Businesses taking advantage of IoT are increasing the range of the scale of their full infrastructure and by doing so create more potentially weak points in the chain.

“Organisations must look at the full IoT infrastructure from end-to-end and secure all points,” says Winston Bond, EMEA technical director for Arxan. “A typical IoT framework consists of edge devices like sensors, adapters and beacons, as well as a gateway to communicate with these devices, and a back-end server in the cloud or on-premises.”

“Companies need to take each section separately and start addressing security issues for each,” he says. “From protecting the endpoints to hardening the binary code on the apps.”

As with many nascent technologies, manufacturers don’t necessarily consider the full security risks when they rush to build and release their products.

That’s no exception for the internet of things, and although some will be more secure than others, it’s best not to trust the manufacturers to have baked in security from the beginning.

“IoT devices are hard to protect and most were not made with any consideration to security,” says Peter Nguyen, Director of Technical Services at LightCyber. “They are built for easy connectivity to share information or receive instructions.

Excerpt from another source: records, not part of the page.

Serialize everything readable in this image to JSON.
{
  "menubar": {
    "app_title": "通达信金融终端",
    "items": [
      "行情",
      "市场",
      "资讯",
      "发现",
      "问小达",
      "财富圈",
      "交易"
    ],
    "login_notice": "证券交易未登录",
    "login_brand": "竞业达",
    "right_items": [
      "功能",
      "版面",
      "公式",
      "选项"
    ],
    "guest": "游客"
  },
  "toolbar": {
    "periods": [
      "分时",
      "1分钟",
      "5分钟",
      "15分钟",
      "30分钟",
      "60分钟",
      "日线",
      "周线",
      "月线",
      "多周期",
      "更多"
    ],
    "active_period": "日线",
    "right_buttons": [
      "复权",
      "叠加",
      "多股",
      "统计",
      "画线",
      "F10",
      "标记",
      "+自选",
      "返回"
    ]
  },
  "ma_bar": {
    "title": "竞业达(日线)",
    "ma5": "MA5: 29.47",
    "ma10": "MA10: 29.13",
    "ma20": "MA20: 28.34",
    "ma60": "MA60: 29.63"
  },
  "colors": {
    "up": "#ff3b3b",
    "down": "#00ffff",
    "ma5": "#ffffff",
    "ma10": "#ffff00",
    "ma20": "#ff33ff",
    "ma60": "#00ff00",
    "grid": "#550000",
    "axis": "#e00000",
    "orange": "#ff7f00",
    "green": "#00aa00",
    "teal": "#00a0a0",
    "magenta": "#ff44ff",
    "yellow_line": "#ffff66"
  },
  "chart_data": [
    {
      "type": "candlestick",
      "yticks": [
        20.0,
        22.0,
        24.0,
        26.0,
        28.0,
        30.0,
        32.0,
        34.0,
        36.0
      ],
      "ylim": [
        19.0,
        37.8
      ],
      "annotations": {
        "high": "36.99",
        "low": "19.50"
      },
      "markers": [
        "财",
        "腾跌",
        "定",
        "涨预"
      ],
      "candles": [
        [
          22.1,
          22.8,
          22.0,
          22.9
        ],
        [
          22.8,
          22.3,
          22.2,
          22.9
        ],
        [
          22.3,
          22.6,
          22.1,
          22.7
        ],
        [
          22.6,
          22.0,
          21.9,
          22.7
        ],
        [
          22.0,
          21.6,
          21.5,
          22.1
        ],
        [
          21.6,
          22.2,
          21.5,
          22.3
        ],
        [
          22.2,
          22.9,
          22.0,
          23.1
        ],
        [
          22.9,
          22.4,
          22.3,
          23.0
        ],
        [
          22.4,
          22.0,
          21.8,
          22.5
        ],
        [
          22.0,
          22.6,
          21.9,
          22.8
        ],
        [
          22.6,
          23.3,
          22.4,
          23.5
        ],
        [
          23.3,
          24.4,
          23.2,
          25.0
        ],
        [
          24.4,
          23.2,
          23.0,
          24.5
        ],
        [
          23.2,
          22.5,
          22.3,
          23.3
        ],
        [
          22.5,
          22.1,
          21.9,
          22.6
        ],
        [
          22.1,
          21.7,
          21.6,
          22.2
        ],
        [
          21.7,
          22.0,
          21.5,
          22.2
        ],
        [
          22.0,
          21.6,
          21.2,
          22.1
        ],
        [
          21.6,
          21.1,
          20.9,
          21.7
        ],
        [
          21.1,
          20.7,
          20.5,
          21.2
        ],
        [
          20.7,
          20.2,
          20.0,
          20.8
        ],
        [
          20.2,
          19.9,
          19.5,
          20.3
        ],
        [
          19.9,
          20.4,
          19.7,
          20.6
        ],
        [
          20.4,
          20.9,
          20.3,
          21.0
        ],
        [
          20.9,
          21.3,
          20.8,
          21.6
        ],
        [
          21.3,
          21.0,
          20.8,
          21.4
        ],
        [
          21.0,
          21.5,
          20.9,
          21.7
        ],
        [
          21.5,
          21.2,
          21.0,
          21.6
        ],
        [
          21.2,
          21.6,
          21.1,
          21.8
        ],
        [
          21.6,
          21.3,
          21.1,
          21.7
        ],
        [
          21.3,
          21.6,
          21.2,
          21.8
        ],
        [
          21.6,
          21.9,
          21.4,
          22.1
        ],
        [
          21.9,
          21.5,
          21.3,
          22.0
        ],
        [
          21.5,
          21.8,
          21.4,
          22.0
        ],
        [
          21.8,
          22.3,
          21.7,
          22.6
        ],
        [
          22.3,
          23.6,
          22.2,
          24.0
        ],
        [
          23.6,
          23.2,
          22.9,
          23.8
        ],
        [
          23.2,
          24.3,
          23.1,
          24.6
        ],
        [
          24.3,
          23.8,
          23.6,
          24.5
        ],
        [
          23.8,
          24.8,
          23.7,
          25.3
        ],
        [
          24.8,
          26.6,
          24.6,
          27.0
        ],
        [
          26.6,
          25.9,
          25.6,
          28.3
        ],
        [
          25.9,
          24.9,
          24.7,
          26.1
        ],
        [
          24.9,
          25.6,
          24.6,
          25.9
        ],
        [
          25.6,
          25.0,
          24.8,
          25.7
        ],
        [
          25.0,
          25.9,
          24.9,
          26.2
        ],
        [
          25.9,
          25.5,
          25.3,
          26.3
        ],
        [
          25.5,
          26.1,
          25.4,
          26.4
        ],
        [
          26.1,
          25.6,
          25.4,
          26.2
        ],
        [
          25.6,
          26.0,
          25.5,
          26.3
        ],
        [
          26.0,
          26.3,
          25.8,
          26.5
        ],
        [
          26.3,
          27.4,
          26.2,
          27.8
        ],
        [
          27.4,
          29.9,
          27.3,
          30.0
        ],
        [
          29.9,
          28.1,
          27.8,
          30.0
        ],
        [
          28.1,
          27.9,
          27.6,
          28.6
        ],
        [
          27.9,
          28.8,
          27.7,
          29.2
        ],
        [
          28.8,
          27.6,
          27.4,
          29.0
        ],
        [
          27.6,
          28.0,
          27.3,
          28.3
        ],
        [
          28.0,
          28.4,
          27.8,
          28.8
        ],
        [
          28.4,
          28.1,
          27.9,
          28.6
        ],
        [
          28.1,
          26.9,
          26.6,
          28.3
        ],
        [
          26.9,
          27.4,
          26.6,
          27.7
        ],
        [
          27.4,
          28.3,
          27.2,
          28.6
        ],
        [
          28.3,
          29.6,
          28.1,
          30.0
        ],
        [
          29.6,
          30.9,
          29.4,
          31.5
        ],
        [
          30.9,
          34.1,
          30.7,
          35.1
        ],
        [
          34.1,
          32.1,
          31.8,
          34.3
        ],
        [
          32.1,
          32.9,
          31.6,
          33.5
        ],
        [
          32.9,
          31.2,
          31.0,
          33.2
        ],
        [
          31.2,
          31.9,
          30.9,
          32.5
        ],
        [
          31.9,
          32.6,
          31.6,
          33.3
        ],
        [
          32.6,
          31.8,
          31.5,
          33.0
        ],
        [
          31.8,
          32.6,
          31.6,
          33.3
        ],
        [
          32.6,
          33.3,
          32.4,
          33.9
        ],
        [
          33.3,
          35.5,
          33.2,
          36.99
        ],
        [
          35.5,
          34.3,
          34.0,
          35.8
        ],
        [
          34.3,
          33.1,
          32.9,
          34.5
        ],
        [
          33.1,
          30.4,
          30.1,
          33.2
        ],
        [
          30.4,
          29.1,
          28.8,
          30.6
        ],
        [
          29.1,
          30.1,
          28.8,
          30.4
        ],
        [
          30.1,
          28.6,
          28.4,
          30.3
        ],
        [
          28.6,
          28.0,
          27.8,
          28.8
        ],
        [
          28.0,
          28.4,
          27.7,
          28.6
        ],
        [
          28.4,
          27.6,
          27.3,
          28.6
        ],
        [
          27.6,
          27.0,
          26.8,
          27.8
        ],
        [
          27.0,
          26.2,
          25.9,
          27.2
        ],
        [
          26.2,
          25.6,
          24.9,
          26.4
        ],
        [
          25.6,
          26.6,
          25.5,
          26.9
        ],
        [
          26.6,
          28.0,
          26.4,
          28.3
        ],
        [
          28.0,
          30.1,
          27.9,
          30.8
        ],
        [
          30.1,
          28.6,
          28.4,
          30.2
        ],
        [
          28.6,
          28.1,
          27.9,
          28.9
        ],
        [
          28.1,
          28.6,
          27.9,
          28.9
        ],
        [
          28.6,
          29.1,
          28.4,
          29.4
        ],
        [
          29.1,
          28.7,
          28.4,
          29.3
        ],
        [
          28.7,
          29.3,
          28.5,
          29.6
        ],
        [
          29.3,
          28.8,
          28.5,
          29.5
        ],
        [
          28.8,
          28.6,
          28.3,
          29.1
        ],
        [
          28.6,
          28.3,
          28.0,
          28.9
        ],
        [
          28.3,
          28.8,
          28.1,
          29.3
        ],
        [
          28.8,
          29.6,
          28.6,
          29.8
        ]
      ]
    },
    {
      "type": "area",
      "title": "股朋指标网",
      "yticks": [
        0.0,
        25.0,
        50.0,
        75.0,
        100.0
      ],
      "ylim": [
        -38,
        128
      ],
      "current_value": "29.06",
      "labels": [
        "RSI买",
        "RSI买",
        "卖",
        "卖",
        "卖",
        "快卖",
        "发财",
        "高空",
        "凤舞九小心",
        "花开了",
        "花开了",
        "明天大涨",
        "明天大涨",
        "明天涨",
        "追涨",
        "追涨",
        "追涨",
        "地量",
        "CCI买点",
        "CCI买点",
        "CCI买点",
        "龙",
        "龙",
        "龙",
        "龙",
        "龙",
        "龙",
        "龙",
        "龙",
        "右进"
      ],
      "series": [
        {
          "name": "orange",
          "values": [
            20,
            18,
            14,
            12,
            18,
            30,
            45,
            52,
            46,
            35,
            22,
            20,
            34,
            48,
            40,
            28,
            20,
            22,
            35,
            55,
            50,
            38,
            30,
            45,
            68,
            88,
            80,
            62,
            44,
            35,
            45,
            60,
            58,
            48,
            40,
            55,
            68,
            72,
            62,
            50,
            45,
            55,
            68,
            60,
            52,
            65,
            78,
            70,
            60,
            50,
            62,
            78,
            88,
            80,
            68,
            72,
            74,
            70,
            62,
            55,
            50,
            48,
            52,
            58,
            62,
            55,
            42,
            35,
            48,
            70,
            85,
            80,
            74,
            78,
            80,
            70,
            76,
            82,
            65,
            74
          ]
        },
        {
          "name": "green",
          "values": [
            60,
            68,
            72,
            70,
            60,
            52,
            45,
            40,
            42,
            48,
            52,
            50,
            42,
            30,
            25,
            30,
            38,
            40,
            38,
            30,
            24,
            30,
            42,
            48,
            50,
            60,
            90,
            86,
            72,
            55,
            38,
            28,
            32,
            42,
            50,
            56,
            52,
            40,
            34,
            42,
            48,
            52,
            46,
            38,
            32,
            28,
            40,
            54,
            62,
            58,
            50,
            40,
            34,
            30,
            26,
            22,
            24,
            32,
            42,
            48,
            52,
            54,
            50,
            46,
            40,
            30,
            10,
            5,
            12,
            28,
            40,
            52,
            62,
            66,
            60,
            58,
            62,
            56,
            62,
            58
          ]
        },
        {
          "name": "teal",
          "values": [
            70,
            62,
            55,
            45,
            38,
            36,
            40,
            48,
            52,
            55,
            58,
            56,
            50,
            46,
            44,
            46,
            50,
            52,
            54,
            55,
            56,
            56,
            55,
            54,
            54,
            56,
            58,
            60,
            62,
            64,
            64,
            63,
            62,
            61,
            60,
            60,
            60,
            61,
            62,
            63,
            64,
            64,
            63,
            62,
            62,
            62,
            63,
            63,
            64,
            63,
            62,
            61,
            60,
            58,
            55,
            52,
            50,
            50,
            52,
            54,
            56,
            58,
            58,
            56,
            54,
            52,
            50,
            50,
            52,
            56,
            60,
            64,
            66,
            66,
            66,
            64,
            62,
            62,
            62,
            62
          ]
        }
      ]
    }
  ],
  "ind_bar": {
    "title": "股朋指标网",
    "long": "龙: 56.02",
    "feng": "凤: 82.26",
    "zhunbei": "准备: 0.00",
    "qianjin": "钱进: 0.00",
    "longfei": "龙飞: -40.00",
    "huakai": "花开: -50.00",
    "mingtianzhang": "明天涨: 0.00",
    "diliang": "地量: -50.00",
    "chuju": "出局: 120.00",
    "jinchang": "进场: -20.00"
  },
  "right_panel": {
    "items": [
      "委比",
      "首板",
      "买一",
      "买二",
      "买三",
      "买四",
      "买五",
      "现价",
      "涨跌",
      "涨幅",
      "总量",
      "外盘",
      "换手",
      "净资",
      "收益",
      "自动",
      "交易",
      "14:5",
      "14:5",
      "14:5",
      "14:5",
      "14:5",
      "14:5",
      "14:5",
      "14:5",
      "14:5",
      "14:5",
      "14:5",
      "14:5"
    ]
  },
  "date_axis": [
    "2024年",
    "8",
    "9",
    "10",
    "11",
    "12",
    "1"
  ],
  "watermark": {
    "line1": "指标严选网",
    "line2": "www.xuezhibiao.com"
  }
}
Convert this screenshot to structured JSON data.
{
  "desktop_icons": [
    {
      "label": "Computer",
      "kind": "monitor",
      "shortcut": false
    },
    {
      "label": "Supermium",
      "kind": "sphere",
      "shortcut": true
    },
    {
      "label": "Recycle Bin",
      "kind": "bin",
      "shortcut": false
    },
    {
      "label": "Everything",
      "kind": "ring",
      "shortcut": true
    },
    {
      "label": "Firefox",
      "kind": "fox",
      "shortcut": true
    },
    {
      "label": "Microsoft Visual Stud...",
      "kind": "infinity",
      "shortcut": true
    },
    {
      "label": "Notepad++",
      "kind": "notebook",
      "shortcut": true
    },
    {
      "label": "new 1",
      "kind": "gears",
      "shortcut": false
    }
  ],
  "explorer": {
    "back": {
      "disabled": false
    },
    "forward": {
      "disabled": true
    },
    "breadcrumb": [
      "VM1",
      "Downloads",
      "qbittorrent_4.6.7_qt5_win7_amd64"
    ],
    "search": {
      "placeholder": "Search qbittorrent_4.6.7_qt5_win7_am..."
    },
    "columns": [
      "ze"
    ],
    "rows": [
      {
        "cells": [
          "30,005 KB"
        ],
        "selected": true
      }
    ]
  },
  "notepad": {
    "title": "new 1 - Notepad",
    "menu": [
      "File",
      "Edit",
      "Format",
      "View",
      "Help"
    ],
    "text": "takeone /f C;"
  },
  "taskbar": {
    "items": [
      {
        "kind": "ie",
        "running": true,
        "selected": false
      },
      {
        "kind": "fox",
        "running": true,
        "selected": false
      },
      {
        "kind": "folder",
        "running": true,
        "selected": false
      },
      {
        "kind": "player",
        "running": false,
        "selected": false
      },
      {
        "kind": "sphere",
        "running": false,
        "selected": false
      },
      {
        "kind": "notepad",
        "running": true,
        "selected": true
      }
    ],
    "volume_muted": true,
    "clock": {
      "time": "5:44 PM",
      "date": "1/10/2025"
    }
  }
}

Many lack robust access control or the ability to use secure, changeable passwords – it’s unlikely that effective endpoint protection software can run on such devices.”

Rob Miller, head of operational technology at MWR InfoSecurity, believes that Manufacturers need to wake up to the fact it will also benefit them to design products with the latest attacks in mind, plus remote updating by default.

“There are no golden badges to look for when assessing a product’s security features, so instead many consumers and businesses choose to buy from manufacturers that can demonstrate their interest in security,” Miller says. “This might be in a warranty that includes security updates, or activity in the security community such as having a bug bounty programme.”